Given the recent explosion in the number of sequenced genomes and the relative lack of functional information on their contents, annotating the biological functions of all proteins across different genomes represents a major challenge to modern molecular and computational biology. The problem of genome annotation is particularly acute for bacteria; a vast range of commensal and pathogenic bacterial species impact human health, and only computational approaches, when appropriately combined with carefully targeted biochemical experiments, can provide the reliable, high-throughput annotations necessary to understand their physiology. The current approach to computational function prediction is mainly based on transfer from known proteins of similar sequence, which however becomes increasingly unreliable when the homology level is low. Recently, significant progress has been achieved in protein 3D structure prediction as witnessed by the community-wide blind testing experiments, and current state of the art methods can construct correct protein folds for the majority of genome sequences without using close homologous templates. Building on the hypothesis that biological function is more directly associated with 3D structure than sequence, this proposal aims to initiate a paradigm shift from protein structure prediction to structure-based function annotations. Combining expertise from computational biology, microbiology, and structural biology, the PIs will systemically examine the potential and scope of how computational structure models from cutting-edge modeling methods can help provide reliable high-throughput annotations of bacterial genomes, with a particular focus on the difficult targets that cannot be addressed by the existing sequence homology-based approaches. This project is designed to develop and test several cutting-edge approaches for protein function prediction using low-resolution (but correctly folded) models from the structure predictions.

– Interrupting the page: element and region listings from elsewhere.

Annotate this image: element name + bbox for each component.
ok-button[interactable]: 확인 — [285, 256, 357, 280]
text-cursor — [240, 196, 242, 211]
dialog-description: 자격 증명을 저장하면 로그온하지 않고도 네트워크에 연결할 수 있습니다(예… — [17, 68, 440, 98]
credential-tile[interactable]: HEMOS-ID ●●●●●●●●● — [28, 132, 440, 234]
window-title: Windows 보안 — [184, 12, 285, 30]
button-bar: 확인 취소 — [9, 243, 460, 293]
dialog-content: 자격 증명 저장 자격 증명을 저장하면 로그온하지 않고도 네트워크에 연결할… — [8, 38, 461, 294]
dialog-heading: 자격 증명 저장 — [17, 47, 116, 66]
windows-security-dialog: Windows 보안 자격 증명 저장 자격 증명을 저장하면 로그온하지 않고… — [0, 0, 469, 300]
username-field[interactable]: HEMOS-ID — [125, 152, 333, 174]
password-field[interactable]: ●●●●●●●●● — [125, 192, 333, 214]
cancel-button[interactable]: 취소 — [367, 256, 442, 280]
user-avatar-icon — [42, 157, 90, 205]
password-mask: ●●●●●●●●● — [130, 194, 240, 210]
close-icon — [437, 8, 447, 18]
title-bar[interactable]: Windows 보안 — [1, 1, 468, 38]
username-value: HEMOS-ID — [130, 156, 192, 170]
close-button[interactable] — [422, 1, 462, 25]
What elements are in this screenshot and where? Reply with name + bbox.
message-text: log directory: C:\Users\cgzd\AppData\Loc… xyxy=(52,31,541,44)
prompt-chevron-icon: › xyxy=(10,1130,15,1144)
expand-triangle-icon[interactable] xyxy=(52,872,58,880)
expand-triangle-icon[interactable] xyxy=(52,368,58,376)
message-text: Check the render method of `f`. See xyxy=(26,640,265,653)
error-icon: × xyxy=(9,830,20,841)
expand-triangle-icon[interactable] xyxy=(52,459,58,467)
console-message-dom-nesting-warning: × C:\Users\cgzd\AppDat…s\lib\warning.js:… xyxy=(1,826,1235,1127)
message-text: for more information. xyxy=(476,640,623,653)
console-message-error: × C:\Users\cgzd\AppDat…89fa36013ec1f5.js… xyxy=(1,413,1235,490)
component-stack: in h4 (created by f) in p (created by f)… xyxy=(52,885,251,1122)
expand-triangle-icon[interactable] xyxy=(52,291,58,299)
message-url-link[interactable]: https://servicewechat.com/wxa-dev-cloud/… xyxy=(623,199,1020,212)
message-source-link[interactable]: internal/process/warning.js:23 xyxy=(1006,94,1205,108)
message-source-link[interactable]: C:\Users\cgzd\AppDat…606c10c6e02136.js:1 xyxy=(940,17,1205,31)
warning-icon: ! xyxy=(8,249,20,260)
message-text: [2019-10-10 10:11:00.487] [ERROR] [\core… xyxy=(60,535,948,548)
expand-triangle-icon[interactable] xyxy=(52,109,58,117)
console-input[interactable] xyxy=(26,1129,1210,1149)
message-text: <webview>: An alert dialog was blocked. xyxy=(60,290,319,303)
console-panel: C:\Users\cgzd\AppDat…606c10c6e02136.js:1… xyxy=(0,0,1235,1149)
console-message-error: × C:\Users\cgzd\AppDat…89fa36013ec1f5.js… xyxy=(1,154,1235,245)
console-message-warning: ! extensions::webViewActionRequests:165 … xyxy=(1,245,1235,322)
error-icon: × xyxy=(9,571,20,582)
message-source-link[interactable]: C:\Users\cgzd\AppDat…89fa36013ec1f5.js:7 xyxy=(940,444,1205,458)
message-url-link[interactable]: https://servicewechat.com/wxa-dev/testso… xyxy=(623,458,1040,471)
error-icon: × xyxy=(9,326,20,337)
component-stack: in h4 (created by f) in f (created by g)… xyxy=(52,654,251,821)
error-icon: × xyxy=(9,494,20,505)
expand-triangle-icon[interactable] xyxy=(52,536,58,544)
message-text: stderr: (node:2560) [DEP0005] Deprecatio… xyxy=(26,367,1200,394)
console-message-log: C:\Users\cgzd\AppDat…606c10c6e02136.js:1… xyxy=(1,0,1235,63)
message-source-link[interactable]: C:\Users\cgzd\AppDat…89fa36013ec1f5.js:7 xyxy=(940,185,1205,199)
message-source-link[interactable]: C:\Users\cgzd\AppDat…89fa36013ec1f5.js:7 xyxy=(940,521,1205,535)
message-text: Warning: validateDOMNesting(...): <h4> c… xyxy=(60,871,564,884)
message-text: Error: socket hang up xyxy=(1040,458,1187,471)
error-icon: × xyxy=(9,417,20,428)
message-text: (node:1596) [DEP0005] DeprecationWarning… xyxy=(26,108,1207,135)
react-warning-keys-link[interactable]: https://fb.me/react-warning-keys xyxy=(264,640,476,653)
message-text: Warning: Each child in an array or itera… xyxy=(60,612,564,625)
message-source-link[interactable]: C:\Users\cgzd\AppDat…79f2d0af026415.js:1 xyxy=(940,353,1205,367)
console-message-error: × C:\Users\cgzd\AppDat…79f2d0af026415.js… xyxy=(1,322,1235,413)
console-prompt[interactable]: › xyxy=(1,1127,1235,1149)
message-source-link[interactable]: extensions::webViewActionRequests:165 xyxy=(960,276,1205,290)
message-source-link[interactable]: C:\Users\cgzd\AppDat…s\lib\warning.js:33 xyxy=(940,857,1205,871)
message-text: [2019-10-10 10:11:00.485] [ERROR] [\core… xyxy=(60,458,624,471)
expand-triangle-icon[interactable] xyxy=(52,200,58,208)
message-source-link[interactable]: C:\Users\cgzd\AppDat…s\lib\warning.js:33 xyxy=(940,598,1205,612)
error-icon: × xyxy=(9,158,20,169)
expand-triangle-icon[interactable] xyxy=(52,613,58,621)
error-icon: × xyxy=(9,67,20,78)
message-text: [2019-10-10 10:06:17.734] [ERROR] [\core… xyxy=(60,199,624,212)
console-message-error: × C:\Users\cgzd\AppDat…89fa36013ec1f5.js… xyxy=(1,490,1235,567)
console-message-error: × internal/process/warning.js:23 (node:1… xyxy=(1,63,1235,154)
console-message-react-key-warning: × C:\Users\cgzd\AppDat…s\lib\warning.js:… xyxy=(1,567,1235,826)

The specific aims i nclude the development of novel structure-based methods for modeling of the protein-ligand binding sites, and enzyme and gene ontologies. The modeling methods and results will be tested by a set of carefully designed experiments, including high-throughput chemical screening and detailed structural-biology based characterizations. At all stages, iterative prediction-to-experiment-to-refinement loops will be established between the experiments and computational annotations to guide the functional modeling method development and advances. The studies of this project will be focused on E. coli K12 strain, for which >10% of the genome remains un-annotated despite a long history of use as a model organism; but the long-term goal is to build up a novel and robust framework which can be used as a resource for reliable function annotations for various other microbial genomes. Compared with current sequence-based approaches, the success of the structure-based pipelines could potentially convert nearly 10 million (or 30%) of the non- or distant-homologous targets in the current genome database into the reliable function annotation regime.
Thousands of different types of bacteria contribute to human health and disease. One of the key challenges in modern biomedicine is leveraging the genomic sequences of these bacteria genomes to understand how the organisms function. This project aims to develop new methods based on computational protein structure prediction and biochemical experiments to annotate bacterial genomes, which should provide critical guidance for new drug discovery that can help improve human health.